OmniNeRF: Hybriding Omnidirectional Distance and Radiance fields for Neural Surface Reconstruction
This work improves 3D reconstruction precision for applications like Virtual Reality and Automatic Driving, representing an incremental advancement over existing NeRF-based methods.
The paper tackles the problem of blurred surfaces in 3D reconstruction from images by proposing OmniNeRF, a hybrid implicit field combining omnidirectional distance and radiance fields, which effectively addresses NeRF defects at surface edges and provides higher quality reconstruction results.

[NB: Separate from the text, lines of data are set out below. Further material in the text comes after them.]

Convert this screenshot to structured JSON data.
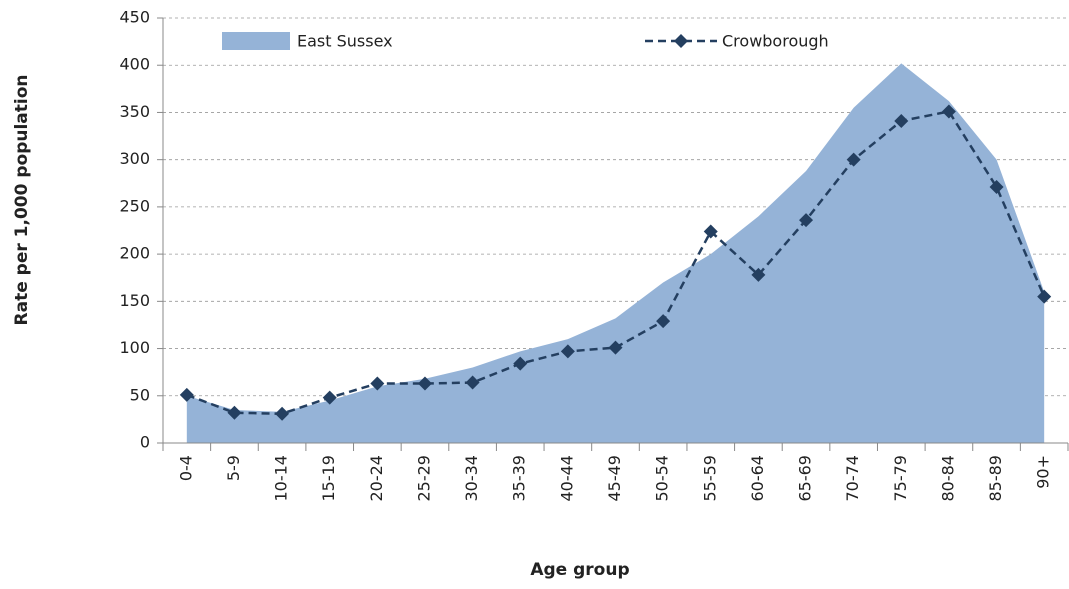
{
  "chart_data": {
    "type": "line",
    "x_label": "Age group",
    "y_label": "Rate per 1,000 population",
    "categories": [
      "0-4",
      "5-9",
      "10-14",
      "15-19",
      "20-24",
      "25-29",
      "30-34",
      "35-39",
      "40-44",
      "45-49",
      "50-54",
      "55-59",
      "60-64",
      "65-69",
      "70-74",
      "75-79",
      "80-84",
      "85-89",
      "90+"
    ],
    "series": [
      {
        "name": "East Sussex",
        "type": "area",
        "color": "#95b3d7",
        "values": [
          50,
          35,
          33,
          45,
          60,
          68,
          80,
          97,
          110,
          132,
          170,
          200,
          240,
          288,
          355,
          402,
          362,
          300,
          160
        ]
      },
      {
        "name": "Crowborough",
        "type": "line",
        "color": "#243f60",
        "values": [
          51,
          32,
          31,
          48,
          63,
          63,
          64,
          84,
          97,
          101,
          129,
          224,
          178,
          236,
          300,
          341,
          351,
          271,
          155
        ]
      }
    ],
    "ylim": [
      0,
      450
    ],
    "yticks": [
      0,
      50,
      100,
      150,
      200,
      250,
      300,
      350,
      400,
      450
    ],
    "grid": true
  }
}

3D reconstruction from images has wide applications in Virtual Reality and Automatic Driving, where the precision requirement is very high. Ground-breaking research in the neural radiance field (NeRF) by utilizing Multi-Layer Perceptions has dramatically improved the representation quality of 3D objects. Some later studies improved NeRF by building truncated signed distance fields (TSDFs) but still suffer from the problem of blurred surfaces in 3D reconstruction. In this work, this surface ambiguity is addressed by proposing a novel way of 3D shape representation, OmniNeRF. It is based on training a hybrid implicit field of Omni-directional Distance Field (ODF) and neural radiance field, replacing the apparent density in NeRF with omnidirectional information. Moreover, we introduce additional supervision on the depth map to further improve reconstruction quality. The proposed method has been proven to effectively deal with NeRF defects at the edges of the surface reconstruction, providing higher quality 3D scene reconstruction results.